At the same time, sports hernia surgery ranks pretty low on the surgery-severity scale. Even a worst-case timeline gets Crosby back in the lineup before January. If he delays the surgery, it’s possible he aggravates the injury further and ends up shelved later in the season in the thick of the race. Crosby hasn’t recorded a point in four games, during which the Pens have been outscored 5-0 at 5-on-5 with him on the ice, albeit the shot-attempt ratios were still solidly in Pittsburgh’s favor over that stretch. The point is: it’s possible we’re seeing Crosby’s play hindered just a bit by the injury, so that’s one big reason for him to get the surgery.
And Crosby kept the Pens afloat while Malkin missed 11 games with a lower-body injury, so maybe Malkin can return the favor. His history of flourishing sans-Crosby is well documented. We all remember 2011-12, Malkin’s glorious MVP season, in which he ripped off 50 goals and 109 points while Crosby languished in the scariest phase of his career, fighting through concussion woes. Malkin isn’t the player he was then, of course, especially since his body continues to break down at age 33. But he remains an all-world talent capable of incredibly dominant stretches. He’s playing a career-low 16:42 per game as the Pens handle him carefully – but he’s averaging a fantastic 4.28 points per 60 minutes at 5-on-5. Among players with at least 75 minutes played this season, Malkin ranks second only to Brad Marchand in the entire league in points per 60. Malkin’s sample size is tiny at seven games, but he’s earned the benefit of the doubt as a future Hall of Famer.
So maybe coach Mike Sullivan slowly ramps up Malkin’s ice time in Crosby’s absence and that helps keep the Pens at around .500 hockey for the next month, which is all they’ll really need until their captain returns.

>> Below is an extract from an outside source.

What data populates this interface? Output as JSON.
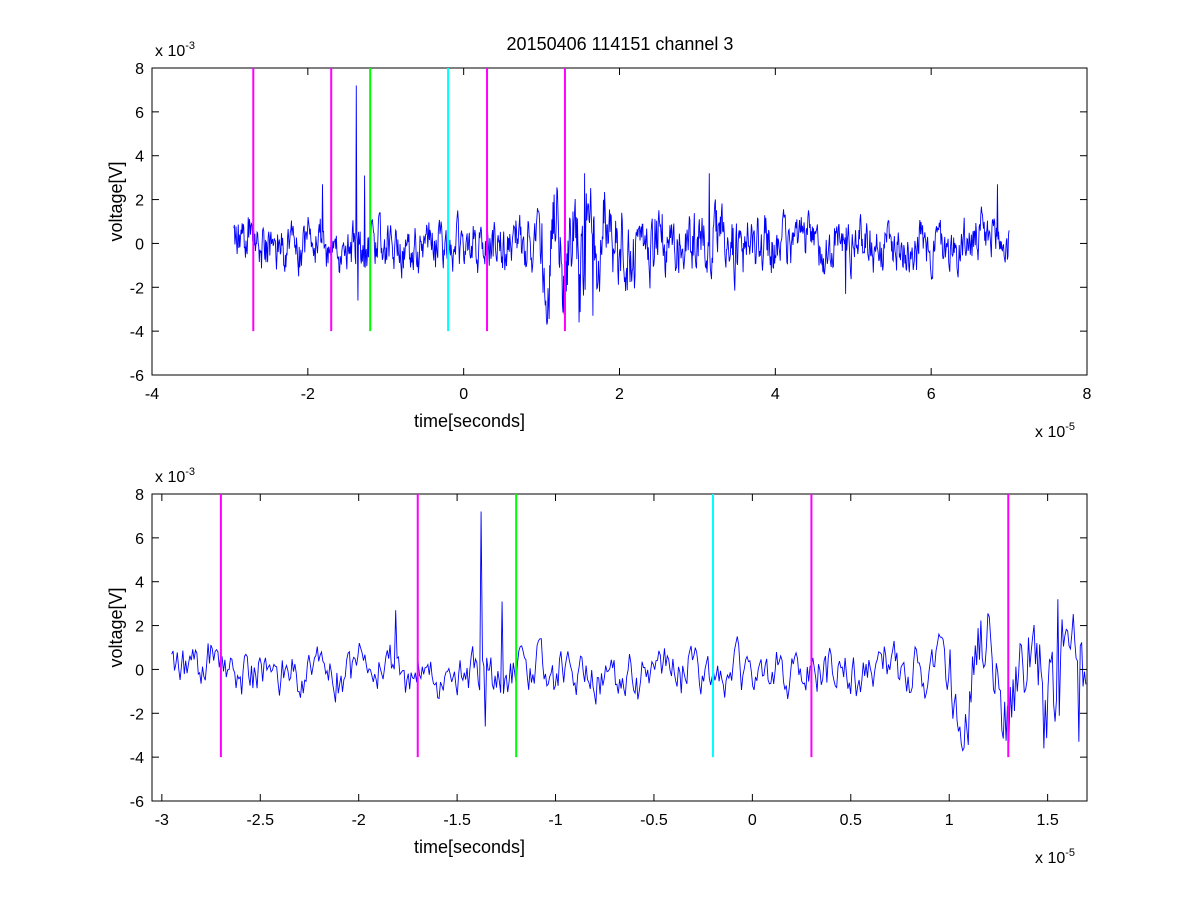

Even if a true Murphy’s Law scenario strikes – maybe Malkin gets hurt again, or Crosby has a setback in his recovery – and the Pens end up missing the playoffs as a result of the in-season surgery…that might not be a bad thing, either. The Penguins have the lowest-ranked farm system in the NHL according to our Future Watch panel of NHL scouts and team executives, and 2019 ended a streak of five straight drafts without a first-round pick, so a playoff miss would provide an opportunity to infuse the roster with high-ceiling youth while Crosby and Malkin still have good years left.
That’s not the desired outcome, of course, but it’s not a horrible one, either. So, for a litany of reasons, it makes sense for Crosby to get the surgery over with. It’ll hurt his team less now than it will later on.